After you've spent time concocting the perfect cup of hot chocolate, a decadent bowl of ice cream, or just about any other dessert you could dream up, the last thing you want to happen is for the nozzle on your can of whipped cream to clog. For those who aren't aware, there really is something of a science to correctly using canned whipped cream. The can isn't filled with already whipped cream. Instead, it's filled with heavy cream and nitrous oxide (via LEAFtv).

Nitrous oxide is more commonly known as laughing gas, but it clearly doesn't have the same effect when combined with the cream. You'll have to visit the dentist if you really want a laugh from this harmless gas. It's the nitrous oxide that pushes the cream out of the can while also aerating it so you get light and delicious whipped cream out of the nozzle instead of liquid cream. It's for this reason that you also need to hold the can at a precise angle to keep it from clogging. But what happens when that bottle of tasty topping does get clogged? Fortunately, there are a few ways you can solve it.

Try these tricks to unclog the nozzle of a whipped cream can

Between the gas and the liquid cream, the nozzle can clog if you try to spray whipped cream out at a 90-degree angle onto your dessert (via Women's Health). Instead, you need to hold the can at a 60-degree angle toward your dessert so that the gas and cream can properly mix and be released without clogging the top.

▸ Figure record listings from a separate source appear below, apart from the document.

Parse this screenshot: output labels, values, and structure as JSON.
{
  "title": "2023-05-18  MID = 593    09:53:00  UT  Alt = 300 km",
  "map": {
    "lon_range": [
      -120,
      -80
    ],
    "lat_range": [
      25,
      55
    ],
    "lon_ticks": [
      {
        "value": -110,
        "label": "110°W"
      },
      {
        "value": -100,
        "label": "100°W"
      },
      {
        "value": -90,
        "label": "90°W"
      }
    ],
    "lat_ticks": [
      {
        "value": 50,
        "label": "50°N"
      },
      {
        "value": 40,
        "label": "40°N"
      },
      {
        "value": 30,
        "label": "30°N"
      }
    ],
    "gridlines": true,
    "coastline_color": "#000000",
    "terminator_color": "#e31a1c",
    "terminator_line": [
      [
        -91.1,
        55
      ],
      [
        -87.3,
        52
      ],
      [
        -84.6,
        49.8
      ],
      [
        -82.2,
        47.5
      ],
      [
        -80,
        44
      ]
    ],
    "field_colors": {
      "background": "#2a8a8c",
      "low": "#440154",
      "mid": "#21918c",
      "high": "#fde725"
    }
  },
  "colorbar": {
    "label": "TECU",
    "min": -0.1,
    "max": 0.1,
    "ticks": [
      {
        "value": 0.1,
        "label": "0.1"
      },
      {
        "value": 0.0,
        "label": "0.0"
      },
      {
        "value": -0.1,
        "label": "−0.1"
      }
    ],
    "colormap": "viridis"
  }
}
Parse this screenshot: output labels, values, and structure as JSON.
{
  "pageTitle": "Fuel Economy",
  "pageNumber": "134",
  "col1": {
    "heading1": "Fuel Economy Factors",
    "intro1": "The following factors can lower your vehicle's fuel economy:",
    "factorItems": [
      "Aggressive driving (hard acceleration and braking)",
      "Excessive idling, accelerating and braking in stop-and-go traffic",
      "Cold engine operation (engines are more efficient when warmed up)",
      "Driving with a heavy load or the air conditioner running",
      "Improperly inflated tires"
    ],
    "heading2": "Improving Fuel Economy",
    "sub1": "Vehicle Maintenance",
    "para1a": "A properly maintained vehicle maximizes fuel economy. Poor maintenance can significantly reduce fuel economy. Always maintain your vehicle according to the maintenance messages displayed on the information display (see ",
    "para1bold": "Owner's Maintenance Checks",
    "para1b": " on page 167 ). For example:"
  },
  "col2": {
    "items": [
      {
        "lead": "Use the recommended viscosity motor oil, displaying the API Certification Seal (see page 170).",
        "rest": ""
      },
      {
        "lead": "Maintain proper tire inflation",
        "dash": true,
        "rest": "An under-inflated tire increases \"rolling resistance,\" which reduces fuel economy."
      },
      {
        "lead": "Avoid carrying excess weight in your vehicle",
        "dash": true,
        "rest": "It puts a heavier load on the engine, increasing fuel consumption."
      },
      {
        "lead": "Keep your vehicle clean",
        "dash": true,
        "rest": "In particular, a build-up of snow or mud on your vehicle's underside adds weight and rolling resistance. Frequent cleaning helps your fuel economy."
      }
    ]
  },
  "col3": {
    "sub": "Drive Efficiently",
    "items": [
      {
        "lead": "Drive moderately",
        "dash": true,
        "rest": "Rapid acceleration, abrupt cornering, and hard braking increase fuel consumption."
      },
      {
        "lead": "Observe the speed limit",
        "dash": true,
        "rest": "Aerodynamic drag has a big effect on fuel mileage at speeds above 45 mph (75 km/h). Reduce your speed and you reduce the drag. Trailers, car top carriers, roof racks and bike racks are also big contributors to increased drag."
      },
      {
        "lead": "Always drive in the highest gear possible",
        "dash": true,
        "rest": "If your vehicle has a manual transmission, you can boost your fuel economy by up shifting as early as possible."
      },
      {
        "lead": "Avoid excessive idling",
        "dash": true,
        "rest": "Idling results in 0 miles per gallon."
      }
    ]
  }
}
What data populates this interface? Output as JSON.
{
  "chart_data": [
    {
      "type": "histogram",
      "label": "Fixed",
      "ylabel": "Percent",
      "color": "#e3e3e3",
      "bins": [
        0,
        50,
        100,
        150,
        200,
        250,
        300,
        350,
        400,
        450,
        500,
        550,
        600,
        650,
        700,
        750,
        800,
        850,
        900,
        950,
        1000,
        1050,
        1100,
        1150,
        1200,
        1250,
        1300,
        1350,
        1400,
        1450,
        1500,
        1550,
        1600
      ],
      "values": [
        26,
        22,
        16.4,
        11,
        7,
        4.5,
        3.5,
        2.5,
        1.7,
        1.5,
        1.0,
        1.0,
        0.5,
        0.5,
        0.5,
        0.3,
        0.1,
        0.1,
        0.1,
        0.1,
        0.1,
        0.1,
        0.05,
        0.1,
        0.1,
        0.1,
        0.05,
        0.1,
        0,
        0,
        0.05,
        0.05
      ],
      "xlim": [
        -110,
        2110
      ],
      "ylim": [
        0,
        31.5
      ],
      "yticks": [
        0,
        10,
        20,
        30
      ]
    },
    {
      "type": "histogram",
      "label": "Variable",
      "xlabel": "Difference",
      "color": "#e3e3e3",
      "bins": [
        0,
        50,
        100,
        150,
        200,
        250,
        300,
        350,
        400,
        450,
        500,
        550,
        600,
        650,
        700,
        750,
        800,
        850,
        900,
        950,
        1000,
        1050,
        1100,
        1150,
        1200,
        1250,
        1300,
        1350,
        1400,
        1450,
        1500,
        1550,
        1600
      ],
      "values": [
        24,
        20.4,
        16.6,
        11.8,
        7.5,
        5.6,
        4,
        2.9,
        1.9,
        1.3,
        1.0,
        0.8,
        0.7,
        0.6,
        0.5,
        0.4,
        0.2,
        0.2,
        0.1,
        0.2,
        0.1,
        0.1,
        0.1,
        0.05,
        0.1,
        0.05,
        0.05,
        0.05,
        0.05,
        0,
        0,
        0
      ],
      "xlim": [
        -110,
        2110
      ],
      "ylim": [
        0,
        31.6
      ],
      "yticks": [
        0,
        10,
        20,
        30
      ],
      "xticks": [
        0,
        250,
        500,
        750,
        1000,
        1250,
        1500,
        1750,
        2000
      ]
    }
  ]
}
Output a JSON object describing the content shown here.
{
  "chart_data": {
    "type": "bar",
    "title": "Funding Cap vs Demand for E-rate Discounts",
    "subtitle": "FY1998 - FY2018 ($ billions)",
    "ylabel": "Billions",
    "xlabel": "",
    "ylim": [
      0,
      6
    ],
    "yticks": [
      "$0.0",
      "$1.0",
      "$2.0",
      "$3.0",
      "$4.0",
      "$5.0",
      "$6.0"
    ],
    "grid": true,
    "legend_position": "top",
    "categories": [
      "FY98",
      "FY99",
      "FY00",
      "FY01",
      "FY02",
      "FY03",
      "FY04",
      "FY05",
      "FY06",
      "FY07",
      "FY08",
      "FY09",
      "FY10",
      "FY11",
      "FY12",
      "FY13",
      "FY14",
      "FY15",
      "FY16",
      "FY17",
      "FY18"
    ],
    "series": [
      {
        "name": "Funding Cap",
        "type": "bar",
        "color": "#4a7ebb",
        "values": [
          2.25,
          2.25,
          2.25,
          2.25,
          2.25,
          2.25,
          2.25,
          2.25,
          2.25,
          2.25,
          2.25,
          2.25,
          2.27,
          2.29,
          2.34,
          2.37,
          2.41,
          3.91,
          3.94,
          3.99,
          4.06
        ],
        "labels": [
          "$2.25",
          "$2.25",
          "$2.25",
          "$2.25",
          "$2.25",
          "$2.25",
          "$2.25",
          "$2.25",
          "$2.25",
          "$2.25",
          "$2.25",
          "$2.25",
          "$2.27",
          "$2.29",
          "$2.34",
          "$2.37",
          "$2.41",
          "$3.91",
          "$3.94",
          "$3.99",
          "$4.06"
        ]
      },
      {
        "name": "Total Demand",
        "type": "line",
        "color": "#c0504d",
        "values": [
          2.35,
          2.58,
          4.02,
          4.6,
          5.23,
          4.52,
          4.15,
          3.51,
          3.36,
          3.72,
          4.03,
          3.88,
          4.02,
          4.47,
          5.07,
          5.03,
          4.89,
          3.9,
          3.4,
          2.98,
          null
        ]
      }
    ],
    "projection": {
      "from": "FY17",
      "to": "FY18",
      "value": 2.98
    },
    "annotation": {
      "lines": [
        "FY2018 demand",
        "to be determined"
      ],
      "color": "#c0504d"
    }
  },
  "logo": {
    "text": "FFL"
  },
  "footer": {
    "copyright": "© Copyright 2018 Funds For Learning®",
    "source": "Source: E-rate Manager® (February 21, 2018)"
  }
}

Should you hold it the right way and the nozzle still doesn't release creamy whipped cream goodness, try running the can, but not the nozzle, under warm water. According to LEAFtv, the butterfat in the cream could have congealed together and is keeping the cream from moving toward the nozzle. Warm water should help loosen the butterfat. Another issue is a congested nozzle from leftover butterfat and sugar inside of the nozzle. To fix this, just turn the can upside down with the lid on in a cup of warm water for a few minutes. It should have the same effect as before and clear the nozzle's airways. Just wipe it off, give the can a good shake, and try using it again.

Whatever you do, don't push anything down inside of the nozzle because it could poke a hole in the valve. If all else fails? Making your own whipped cream at home is not nearly as difficult as you might think.